How we structure regression suites for AI workflows so quality is measurable, not vibes-based.
Most LLM workflows in production are evaluated by tribal memory: someone on the team uses them often enough to notice when they get worse. That works exactly as long as that person is paying attention, which is to say, not very long.
An evaluation harness is the substitute. It is a versioned set of inputs, expected behaviors, and automated graders that run on every change. With one, a model upgrade, a prompt edit, a retrieval-index rebuild are all decisions you make with data. Without one, they are guesses dressed up in a Slack message.
The four things every harness needs
We have built these for inbox triage, document extraction, drafting assistants and agentic workflows. The surface area is different; the structure underneath is the same.
1. A frozen, representative input set.
Inputs come from real work, anonymized where required, sampled to cover the categories the workflow actually sees in production. A three-hundred-case set is usually enough to detect material regressions; we have shipped systems with sets as small as eighty, and as large as several thousand for safety-critical tasks. The size matters less than the coverage.
Freeze the set, version it, and treat additions as a release event. Inputs added quietly to chase a regression are how harnesses lose credibility.
2. A grader, or a small ensemble of them.
Graders are the hard part. For structured outputs (extraction, classification, routing) the grader is deterministic: exact-match, field-by-field, with categorical scoring. For generative outputs (drafting, summarization, response) the grader is usually a higher-quality LLM with a rubric. For high-stakes outputs we use both, and require agreement.
We avoid single-number quality scores. A harness that reports precision, recall, refusal rate, refusal-justification quality, mean response length, citation accuracy tells you what changed. One that reports a single score tells you something changed.
3. A regression policy.
What counts as a regression? Define it in advance. Common patterns: a hard floor on any metric below its previous run; a soft floor that requires sign-off below; a per-category threshold for high-risk slices. Without this, the conversation after every run is the same one: is this bad?

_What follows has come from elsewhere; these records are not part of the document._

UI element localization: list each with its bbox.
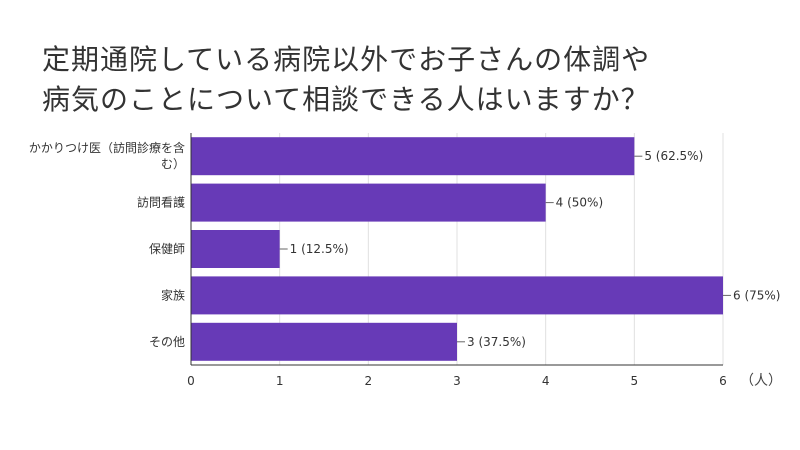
category-label: その他	[149, 335, 185, 349]
data-label: 1 (12.5%)	[290, 242, 349, 256]
x-axis-unit-label: （人）	[740, 373, 782, 389]
bar	[191, 322, 457, 361]
category-label: 家族	[161, 287, 185, 302]
data-label: 4 (50%)	[556, 196, 603, 210]
data-label: 5 (62.5%)	[644, 149, 703, 163]
chart-title-line-1: 定期通院している病院以外でお子さんの体調や	[42, 43, 651, 76]
data-label: 3 (37.5%)	[467, 335, 526, 349]
bar	[191, 276, 723, 315]
x-tick-label: 6	[719, 374, 727, 388]
chart-title-line-2: 病気のことについて相談できる人はいますか？	[42, 83, 650, 116]
x-tick-label: 1	[276, 374, 284, 388]
category-label: む）	[161, 157, 185, 171]
category-label: 訪問看護	[137, 195, 185, 210]
x-tick-label: 0	[187, 374, 195, 388]
x-tick-label: 3	[453, 374, 461, 388]
bar	[191, 137, 635, 176]
x-tick-label: 2	[365, 374, 373, 388]
bar	[191, 183, 546, 222]
category-label: かかりつけ医（訪問診療を含	[29, 140, 185, 155]
category-label: 保健師	[149, 242, 185, 256]
bar	[191, 230, 280, 268]
data-label: 6 (75%)	[733, 288, 780, 302]
x-tick-label: 5	[631, 374, 639, 388]
x-tick-label: 4	[542, 374, 550, 388]
chart-title: 定期通院している病院以外でお子さんの体調や 病気のことについて相談できる人はいま…	[42, 40, 782, 120]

4. A continuous run cadence.
Daily, against the current production prompt and the current production model endpoint. Plus on every change. Plus a long-form weekly run that includes the more expensive graders. The point is that the harness is part of the system, not a project the team meant to do.
The shape of an evaluation
For a representative document-extraction workflow, our harness includes:
- ~400 frozen documents covering each document type.
- Per-field precision and recall against a human-labeled gold set.
- Confidence calibration plot: do high-confidence predictions actually correlate with correctness?
- End-to-end accuracy at the auto-route threshold (the number that determines what skips human review).
- Cost per document at current pricing.
- Latency p50 / p95.
Every change to the prompt, the model, the index, the chunking or the retrieval algorithm runs the full set. The dashboard for it looks more like a unit-test report than a research notebook. That is the point.
What changes in regulated environments
For financial services, healthcare and public-sector deployments, the harness becomes evidence. We add:
- A documented change log keyed to harness runs, retained for the model’s lifetime.
- Fairness slices across cohorts the regulator will ask about.
- Adversarial / red-team cases as their own grader, run on every release.
- A challenger model run side by side with the production model on the same inputs.
None of this is overhead. It is the artifact that turns a model review from a quarter-long event into a routine sign-off.
The mistake we see most often
Teams build the harness after the first prompt has been in production for six months. By then, the implicit baseline is whatever the team is used to seeing, and the harness gets calibrated to it. Build the harness first, against the prototype, and let it be the forcing function that turns the prototype into a system.
An AI workflow without an evaluation harness is a demo. With one, it is a product.